Écrit par Eliane Viennot, 2017, France

D’où vient cette règle sexiste du “masculin l’emporte” ? Pourquoi ces crispations quand le mot “autrice” est prononcé ? Eliane Viennot nous propose une histoire de la langue française et de la place que le féminin y tient : noms de fonctions et de métiers, règles grammaticales… Où l’on comprend que nos chers grammairiens (coucou Bescherelles) ont sciemment mis en place des règles sexistes, sous prétexte d’intériorité des femmes.

Une passionnante histoire de notre langue, pour remporter les débats sur l’écriture inclusive lors du prochain repas de famille !

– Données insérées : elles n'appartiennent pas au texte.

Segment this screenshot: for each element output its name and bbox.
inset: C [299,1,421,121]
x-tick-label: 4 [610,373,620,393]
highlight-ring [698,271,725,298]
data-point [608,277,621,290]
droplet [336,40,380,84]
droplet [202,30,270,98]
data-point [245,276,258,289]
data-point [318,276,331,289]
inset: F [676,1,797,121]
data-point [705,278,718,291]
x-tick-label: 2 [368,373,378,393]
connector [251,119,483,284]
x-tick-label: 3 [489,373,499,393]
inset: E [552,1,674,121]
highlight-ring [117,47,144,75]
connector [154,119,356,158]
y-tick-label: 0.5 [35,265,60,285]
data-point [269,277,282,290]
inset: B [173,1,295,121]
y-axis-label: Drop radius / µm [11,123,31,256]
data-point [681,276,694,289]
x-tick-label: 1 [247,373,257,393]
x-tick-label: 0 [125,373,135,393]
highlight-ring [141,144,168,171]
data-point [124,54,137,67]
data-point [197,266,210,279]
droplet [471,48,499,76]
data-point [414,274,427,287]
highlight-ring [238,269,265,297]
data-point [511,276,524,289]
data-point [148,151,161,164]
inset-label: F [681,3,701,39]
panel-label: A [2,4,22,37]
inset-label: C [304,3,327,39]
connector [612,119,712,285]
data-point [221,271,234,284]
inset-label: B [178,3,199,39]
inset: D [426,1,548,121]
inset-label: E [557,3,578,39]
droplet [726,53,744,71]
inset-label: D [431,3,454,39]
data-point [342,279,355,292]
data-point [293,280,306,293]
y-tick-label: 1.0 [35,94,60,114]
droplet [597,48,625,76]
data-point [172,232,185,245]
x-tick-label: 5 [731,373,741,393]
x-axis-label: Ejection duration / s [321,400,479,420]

Sorcières – La puissance invaincue des femmes

Essai écrit par Mona Chollet, 2019, France

Dans ce nouvel essai, Mona Chollet explore la figure de la sorcière. Les “sorcières” (femmes indépendantes, femmes sans homme, femmes sans enfant, femmes âgées) ne seraient-elles pas les féministes d’hier et d’aujourd’hui ?

Comme dans ses essais précédents, Mona Chollet propose une mise au point historique et théorique très complète et sourcée (on remplit sa liste-à-lire au passage !), cette fois-ci sur le thème des sorcières (ou soeurcières !), dont on entend beaucoup parler depuis maintenant quelques années. De la même autrice, à lire également : Beauté fatale – Les nouveaux visages d’une aliénation féminine et Chez soi – Une odyssée de l’espace domestique.

Lady Driver. Stories of women behind the wheel

Édité par Jayawati Shrivastava et coécrit par 6 autrices, 2017, Inde

En 2008, l’ONG Azad Foundation a formé plus de 300 Indiennes à devenir conductrices de véhicules privés et commerciaux, dans un pays où bien peu de femmes travaillent, surtout dans l’espace public. Coécrit par 6 féministes et édité par Zubaan, une maison d’édition indépendante et féministe basée à New Delhi, ce livre raconte les histoires de 12 de ces femmes conductrices.

Quel bol d’air féministe que les histoires de ces 12 héroïnes ! Alors qu’elles doivent parfois faire face à des violences conjugales ou intrafamiliales, à des familles conservatrices, elles se battent pour accéder à un métier quasiment 100% masculin. A travers leurs récits transparaît également l’incroyable travail de l’association, qui leur permet d’accéder à des séances sur les droits des femmes ou de self-défense en plus des cours de conduite ou d’anglais. En anglais seulement.